The odd tale of a recently imprisoned local businessman and the rock star client he defrauded has weaved its way back to court.
Richmonder Getty Andrew Rothenberg, who for more than a decade handled the finances of Dave Matthews Band member Boyd Tinsley, sued the musician last week in Richmond Circuit Court and seeks more than $10 million in damages.
Rothenberg alleges in the March 9 suit that Tinsley caused him to lose out on business with entertainers and professional tennis players such as Andy Roddick. He claims Tinsley sabotaged his business, in part because Rothenberg knew of sordid aspects of Tinsley’s personal and sexual life that he wanted to keep under wraps.
Rothenberg, who is representing himself and currently under home confinement in Richmond, accuses Tinsley on counts of tortious interference with economic expectancy and tortious interference with a contract.
“I want to be financially compensated for the business he cost me,” Rothenberg said in a phone interview last week.
In a swift response the same day the case was filed, Tinsley’s attorneys asked a judge to strike Rothenberg’s allegations and have him file a new complaint containing only relevant claims.
“The present action represents the latest effort in an ongoing course of conduct by Rothenberg to harass, harm, and extort money from Tinsley,” the motion argues. “The complaint contains numerous inflammatory and lurid allegations purportedly relating to Tinsley’s personal life, all of which are extraneous and unrelated to Rothenberg’s purported causes of action.”
In a prepared statement sent through a representative last week, Tinsley denied the lawsuit’s claims.
“I trusted Andy, he was an important part of my life, and in return he stole from me,” Tinsley said in the statement. “Now, after his jail term, he is desperately lashing out with outrageous and false accusations, a work of pure fiction, in an attempt for more money.”

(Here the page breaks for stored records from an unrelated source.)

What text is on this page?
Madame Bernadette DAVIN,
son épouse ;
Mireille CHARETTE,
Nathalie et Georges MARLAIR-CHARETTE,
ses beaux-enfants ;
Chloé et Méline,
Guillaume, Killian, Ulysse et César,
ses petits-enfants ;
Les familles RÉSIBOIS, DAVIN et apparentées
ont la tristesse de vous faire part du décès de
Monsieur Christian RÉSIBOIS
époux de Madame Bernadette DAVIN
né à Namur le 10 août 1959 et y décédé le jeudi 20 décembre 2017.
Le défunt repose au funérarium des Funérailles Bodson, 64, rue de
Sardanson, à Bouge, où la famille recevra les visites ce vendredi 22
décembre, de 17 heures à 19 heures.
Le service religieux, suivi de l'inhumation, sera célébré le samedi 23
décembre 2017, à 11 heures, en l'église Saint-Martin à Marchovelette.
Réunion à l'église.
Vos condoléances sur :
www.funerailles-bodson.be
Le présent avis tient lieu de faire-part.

The bad blood between the two men was first made public in 2013, during the criminal case that ultimately convicted Rothenberg of one count of felony wire fraud for skimming millions of dollars from Tinsley’s bank accounts while serving as the musician’s finance manager.
Rothenberg eventually pleaded guilty and was ordered to pay $1.25 million in restitution to Tinsley and sentenced to nine months in a Petersburg federal prison, nine months in home confinement and three years of supervised release.
Now on the offensive with his own lawsuit, Rothenberg argues that Tinsley acted to prevent him from building a business relationship with Roddick and others – well before Rothenberg was charged with any crimes – out of jealousy and punishment for trying to maneuver outside of Tinsley’s inner circle.
“Tinsley wanted Rothenberg exclusively devoted to and dependent on Tinsley,” the suit claims.
Rothenberg claims he had a verbal agreement to do business with Roddick and had prospects to do business with other members of the professional tennis world. The suit alleges that Rothenberg’s developing business angered Tinsley, who allegedly tried to undermine it with statements about Rothenberg’s questionable business practices.
“Tinsley exaggerated Rothenberg’s wrongdoing and accused Rothenberg of stealing from Roddick solely to preemptively destroy Rothenberg and his credibility,” Rothenberg’s suit claims.
The 19-page suit hinges largely on the argument that Tinsley acted out of fear that Rothenberg would present him in an unflattering light with his knowledge of Tinsley’s personal life. Rothenberg describes in bizarre detail Tinley’s alleged “sexual conquests” and “a world which (Tinsley) currently calls Narnia.”
Tinsley is represented by Michael D. Mueller, Henry Willett and Harrison Gates of Christian & Barton, according to court filings. A call seeking comment from Mueller was directed to a representative for Tinsley.
Also getting pulled into the fray is Richmond attorney D. Hayden Fisher. Fisher, according to court filings, had previously represented Rothenberg and tried to facilitate a settlement between him and Tinsley on Rothenberg’s behalf. Tinsley’s attorneys asked for sanctions against Fisher for his involvement leading up to the case.
Fisher on March 12 filed an opposition, arguing there is no standing for filing sanctions against him since he no longer represents Rothenberg and Rothenberg filed the suit on his own.
“Likely as a deterring warning to other attorneys, the defendant’s counsel seeks to sanction me because I was engaged by Mr. Rothenberg to provide legal services,” Fisher’s filing states. “The defendant’s sanctions motion against me is a huge overreach not well grounded in fact or law.”
Fisher also argued that Rothenberg’s allegations regarding Tinsley’s personal life are relevant to the civil, business-related claims in this latest case.
“Mr. Rothenberg has been destroyed as a result of the defendant’s acts, including the inflammatory and salacious acts as recited in the complaint,” Fisher’s motion states. “Mr. Rothenberg has a right to pursue those claims even if they include inflammatory and salacious details the defendant would prefer to remain hidden.”
Rothenberg is seeking $10 million in compensatory damages, $350,000 in punitive damages and a jury trial.
A hearing on the case has been set for March 17.